Na koniec czekał na nas niezwykle urokliwy jarmark świąteczny, na którym miło spędziliśmy czas.
Wycieczkę zaliczamy do udanych i już nie możemy doczekać się następnej!
Wrocławskie krasnale
Według legendy krążacej po mieście, krasnale żyją we Wrocławiu od kiedy tylko pamięć sięga, a ich historia przekazywana jest z pokolenia na pokolenie. Pierwszym skrzatem który pojawił się w osadzie był wszystkim dobrze znany Papa Krasnal.
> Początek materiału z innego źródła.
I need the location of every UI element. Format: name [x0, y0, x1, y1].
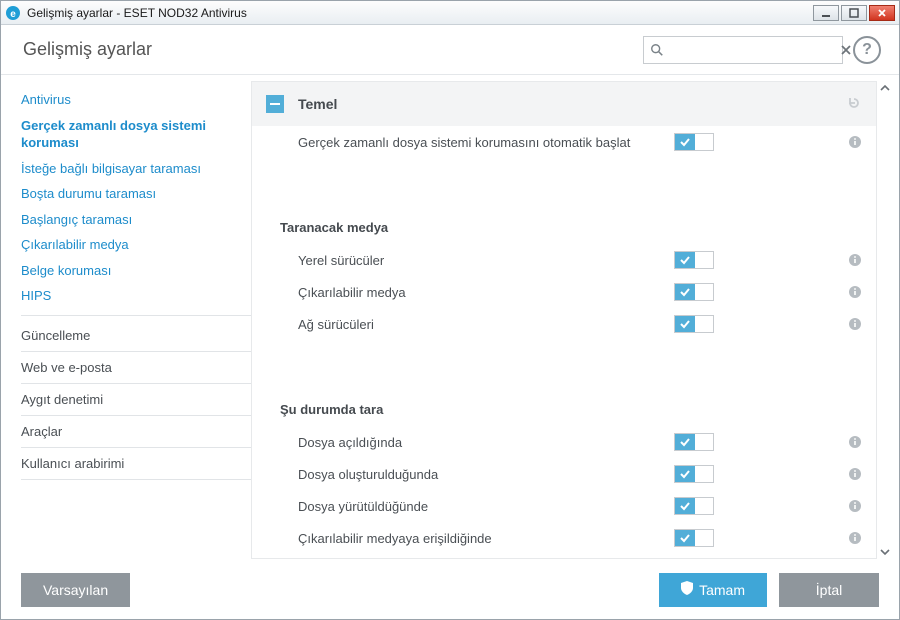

On wraz ze swoimi pobratymcami pomagał pierwszym mieszkańcom osady w codziennych czynnościach. Krasnale pracowały w polu, naprawiały przedmioty codziennego użytku, łatały dziury w ubraniach osadników, a także pomagały w wychowaniu dzieci. Otrzymywały w zamian bezpieczeństwo, a także dach nad głową. Od tamtej pory krasnala zalicza się do dobrych opiekuńczych duchów. W podaniach mówi się o tym, że tam gdzie żyją krasnale panuje dobrobyt i porządek. Symbioza ludzi i wrocławskich skrzatów istnieje do dziś, a pomniki rozsiane po całym mieście mają o tym przypominać.
We Wrocławiu mieszka już ponad 600 krasnali, a liczba ta ciągle rośnie. Pierwszym krasnalem-pomnikiem postawionym we Wrocławiu jest Papa Krasnal. Dzieło powstało w czerwcu 2001 roku przy ulicy Świdnickiej. Kolejne krasnale powstały w 2005 roku. Było ich pięć: Pracz Odrzański, Szermierz, Rzeźnik, a także Syzyfki. Wszystkie wyszły spod ręki Tomasza Moczka, nazywanego Ojcem Wrocławskich Krasnali.